Here is a typical initial task progress request. It does not specify the first URL query argument, meaning all available output is returned. When first is not given, the value first=0 is assumed.

curl --silent --show-error -L --max-redirs 0 --fail \
    -H "Authorization: Key ${CONNECT_API_KEY}" \
    "${CONNECT_SERVER}__api__/v1/experimental/tasks/${TASK}?wait=1"
# => {
# =>   "id": "BkkakQAXicqIGxC1",
# =>   "output": [
# =>     "Building Shiny application...",
# =>     "Bundle requested R version 3.5.1; using ...",
# =>   ],
# =>   "finished": false,
# =>   "code": 0,
# =>   "error": "",
# =>   "last": 2
# => }

The wait=1 argument tells the server to collect output for up to one second.

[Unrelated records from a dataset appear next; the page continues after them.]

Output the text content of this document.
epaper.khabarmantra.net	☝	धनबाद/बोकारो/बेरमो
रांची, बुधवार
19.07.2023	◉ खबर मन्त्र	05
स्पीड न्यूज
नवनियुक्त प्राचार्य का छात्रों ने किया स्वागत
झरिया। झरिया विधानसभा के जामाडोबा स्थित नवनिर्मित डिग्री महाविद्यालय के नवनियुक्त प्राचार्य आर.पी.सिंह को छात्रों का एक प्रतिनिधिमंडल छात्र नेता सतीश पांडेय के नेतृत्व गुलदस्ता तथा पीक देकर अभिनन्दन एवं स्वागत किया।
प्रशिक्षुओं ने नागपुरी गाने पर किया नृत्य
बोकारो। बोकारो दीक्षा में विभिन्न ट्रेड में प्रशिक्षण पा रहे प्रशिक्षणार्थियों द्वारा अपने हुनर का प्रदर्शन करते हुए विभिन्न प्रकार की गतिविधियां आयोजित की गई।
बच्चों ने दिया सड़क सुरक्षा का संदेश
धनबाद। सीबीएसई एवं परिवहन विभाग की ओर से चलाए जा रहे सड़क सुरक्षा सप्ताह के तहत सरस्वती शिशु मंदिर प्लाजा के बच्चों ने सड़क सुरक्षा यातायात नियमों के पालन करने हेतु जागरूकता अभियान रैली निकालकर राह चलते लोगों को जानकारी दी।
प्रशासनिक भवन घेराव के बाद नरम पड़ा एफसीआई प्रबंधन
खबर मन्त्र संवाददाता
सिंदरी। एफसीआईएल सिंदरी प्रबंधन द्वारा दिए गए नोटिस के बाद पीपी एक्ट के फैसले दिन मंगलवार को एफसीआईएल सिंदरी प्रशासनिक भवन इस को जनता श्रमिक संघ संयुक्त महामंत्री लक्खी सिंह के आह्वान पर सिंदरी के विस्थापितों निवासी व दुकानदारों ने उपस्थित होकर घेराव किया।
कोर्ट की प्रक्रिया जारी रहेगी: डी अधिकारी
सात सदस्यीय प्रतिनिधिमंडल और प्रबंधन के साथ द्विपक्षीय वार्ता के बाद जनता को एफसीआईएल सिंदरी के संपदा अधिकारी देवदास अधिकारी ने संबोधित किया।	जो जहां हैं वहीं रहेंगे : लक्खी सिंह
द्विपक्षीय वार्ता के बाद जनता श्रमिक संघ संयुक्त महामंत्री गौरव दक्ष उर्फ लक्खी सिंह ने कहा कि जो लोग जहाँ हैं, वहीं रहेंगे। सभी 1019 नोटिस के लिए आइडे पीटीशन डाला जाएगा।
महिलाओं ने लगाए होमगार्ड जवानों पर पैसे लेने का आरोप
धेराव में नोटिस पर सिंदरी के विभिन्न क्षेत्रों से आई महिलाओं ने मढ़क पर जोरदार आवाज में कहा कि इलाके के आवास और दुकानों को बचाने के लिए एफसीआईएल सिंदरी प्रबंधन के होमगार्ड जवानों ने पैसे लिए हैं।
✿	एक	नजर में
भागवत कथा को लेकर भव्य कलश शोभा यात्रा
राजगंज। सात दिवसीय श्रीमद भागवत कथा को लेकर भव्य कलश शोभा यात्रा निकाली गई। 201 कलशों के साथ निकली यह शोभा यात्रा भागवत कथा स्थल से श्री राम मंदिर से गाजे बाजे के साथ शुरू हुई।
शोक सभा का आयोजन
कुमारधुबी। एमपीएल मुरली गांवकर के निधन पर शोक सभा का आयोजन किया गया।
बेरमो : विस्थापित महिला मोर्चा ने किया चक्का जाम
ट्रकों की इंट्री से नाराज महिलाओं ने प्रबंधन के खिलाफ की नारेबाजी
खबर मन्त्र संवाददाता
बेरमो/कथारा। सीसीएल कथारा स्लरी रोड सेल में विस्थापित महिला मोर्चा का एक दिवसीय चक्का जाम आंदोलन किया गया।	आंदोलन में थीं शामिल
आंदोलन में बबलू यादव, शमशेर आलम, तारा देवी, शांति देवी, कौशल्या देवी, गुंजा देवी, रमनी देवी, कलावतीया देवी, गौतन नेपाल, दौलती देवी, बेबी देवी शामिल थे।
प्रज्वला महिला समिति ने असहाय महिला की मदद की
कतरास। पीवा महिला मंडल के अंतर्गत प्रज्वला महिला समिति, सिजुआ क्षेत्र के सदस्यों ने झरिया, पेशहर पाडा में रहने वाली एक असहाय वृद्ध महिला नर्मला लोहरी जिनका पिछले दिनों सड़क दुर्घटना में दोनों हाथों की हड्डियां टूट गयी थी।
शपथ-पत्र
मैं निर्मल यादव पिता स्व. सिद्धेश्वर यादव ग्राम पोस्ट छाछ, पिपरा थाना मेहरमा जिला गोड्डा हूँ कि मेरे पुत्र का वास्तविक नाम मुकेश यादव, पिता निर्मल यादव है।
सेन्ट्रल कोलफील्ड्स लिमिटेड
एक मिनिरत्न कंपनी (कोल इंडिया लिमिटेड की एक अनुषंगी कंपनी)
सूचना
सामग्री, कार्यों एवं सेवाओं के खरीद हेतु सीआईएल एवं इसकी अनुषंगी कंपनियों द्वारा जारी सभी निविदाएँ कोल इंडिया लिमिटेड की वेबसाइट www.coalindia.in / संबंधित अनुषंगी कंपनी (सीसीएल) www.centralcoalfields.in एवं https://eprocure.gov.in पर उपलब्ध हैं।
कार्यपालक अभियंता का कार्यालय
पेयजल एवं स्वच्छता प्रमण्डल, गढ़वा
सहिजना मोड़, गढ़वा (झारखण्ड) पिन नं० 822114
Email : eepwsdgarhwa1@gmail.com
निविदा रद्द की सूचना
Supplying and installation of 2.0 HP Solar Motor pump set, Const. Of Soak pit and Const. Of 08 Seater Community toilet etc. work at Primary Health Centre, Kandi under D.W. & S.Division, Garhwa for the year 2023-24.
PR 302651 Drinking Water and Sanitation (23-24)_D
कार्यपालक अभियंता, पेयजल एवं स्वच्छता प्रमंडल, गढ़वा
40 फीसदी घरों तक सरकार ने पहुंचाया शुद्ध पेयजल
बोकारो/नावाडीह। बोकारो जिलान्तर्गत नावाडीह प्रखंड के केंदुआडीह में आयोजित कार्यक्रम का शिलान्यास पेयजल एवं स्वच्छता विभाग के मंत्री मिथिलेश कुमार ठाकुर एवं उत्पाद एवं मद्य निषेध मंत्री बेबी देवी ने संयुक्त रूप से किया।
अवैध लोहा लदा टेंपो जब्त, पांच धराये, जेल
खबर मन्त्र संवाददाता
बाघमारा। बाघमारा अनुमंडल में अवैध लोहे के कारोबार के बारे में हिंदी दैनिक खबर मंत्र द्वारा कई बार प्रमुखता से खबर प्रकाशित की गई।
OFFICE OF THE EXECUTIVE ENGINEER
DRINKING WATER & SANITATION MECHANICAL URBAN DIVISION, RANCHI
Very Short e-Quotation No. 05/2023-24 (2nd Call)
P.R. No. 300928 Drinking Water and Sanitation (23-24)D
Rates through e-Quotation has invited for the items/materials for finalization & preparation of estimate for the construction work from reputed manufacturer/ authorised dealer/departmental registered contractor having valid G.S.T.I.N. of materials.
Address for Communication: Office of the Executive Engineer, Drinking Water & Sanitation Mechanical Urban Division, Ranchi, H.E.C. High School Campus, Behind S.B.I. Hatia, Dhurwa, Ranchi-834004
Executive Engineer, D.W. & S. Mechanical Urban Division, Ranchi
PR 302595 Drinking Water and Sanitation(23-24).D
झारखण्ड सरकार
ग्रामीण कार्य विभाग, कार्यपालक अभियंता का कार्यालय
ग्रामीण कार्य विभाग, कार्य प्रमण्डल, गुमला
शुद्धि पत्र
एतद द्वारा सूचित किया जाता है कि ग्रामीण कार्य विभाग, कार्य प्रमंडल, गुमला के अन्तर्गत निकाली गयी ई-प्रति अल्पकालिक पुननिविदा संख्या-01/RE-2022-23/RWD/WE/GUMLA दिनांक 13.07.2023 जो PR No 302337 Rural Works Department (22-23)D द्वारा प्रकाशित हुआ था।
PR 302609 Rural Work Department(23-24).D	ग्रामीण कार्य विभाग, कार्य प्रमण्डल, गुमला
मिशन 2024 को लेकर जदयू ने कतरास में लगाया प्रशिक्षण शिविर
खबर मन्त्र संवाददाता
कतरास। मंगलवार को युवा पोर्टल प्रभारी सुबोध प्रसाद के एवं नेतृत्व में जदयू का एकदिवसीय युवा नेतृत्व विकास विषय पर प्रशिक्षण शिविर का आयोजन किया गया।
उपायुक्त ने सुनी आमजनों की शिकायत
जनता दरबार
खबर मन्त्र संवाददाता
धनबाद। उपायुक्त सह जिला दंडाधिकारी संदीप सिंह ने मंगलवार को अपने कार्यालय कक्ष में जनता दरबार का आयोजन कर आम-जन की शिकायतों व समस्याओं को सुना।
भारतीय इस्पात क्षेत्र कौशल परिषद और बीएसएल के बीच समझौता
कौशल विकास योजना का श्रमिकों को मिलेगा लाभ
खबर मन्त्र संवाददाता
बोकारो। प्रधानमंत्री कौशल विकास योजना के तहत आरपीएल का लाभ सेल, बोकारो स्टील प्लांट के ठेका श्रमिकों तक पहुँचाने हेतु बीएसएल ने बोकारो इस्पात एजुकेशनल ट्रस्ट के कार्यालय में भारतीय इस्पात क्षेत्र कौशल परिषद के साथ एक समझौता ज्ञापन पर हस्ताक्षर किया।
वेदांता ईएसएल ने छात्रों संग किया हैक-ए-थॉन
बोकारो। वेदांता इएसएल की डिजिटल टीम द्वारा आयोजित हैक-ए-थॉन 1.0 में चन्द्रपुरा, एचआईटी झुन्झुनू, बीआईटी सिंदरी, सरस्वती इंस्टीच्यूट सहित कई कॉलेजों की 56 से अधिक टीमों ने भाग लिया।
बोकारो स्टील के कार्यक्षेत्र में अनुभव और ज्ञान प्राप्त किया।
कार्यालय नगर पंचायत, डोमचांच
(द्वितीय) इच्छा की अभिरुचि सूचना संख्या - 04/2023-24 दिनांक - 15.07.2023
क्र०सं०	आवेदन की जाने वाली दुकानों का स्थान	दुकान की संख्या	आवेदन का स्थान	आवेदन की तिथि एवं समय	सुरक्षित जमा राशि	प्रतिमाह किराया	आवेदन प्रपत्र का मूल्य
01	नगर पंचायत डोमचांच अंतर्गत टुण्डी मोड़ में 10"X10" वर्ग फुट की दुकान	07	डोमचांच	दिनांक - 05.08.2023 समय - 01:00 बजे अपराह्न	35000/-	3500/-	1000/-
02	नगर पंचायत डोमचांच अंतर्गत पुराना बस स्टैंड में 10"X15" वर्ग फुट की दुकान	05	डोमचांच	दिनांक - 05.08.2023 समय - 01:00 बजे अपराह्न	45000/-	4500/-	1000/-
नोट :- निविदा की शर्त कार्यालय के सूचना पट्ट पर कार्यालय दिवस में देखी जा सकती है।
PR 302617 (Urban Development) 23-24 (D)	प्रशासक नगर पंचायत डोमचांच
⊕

This long-polling approach is an alternative to explicitly sleeping within your polling loop.

The last field in the response lets us incrementally fetch task output. Our initial request returned two output lines; we want our next request to continue from that point. Here is a request for task progress that does not include the first two lines of output.

export FIRST=2
curl --silent --show-error -L --max-redirs 0 --fail \
    -H "Authorization: Key ${CONNECT_API_KEY}" \
    "${CONNECT_SERVER}__api__/v1/experimental/tasks/${TASK}?wait=1&first=${FIRST}"
# => {
# =>   "id": "BkkakQAXicqIGxC1",
# =>   "output": [
# =>    "Removing prior manifest.json to packrat transformation.",
# =>    "Performing manifest.json to packrat transformation.",
# =>   ],
# =>   "finished": false,
# =>   "code": 0,
# =>   "error": "",
# =>   "last": 4
# => }

Continue incrementally fetching task progress until the response is marked as finished. The final lines of output are included in this response.

export FIRST=86
curl --silent --show-error -L --max-redirs 0 --fail \
    -H "Authorization: Key ${CONNECT_API_KEY}" \
    "${CONNECT_SERVER}__api__/v1/experimental/tasks/${TASK}?wait=1&first=${FIRST}"
# => {
# =>   "id": "BkkakQAXicqIGxC1",
# =>   "output": [
# =>     "Completed packrat build against R version: '3.4.4'",
# =>     "Launching Shiny application..."
# =>   ],
# =>   "finished": true,
# =>   "code": 0,
# =>   "error": "",
# =>   "last": 88
# => }

Errors are indicated in the response by a non-zero code and an error message. It is likely that the output stream also includes information that will help you understand the cause of the error. Problems installing R packages, for example, will appear in the lines of output.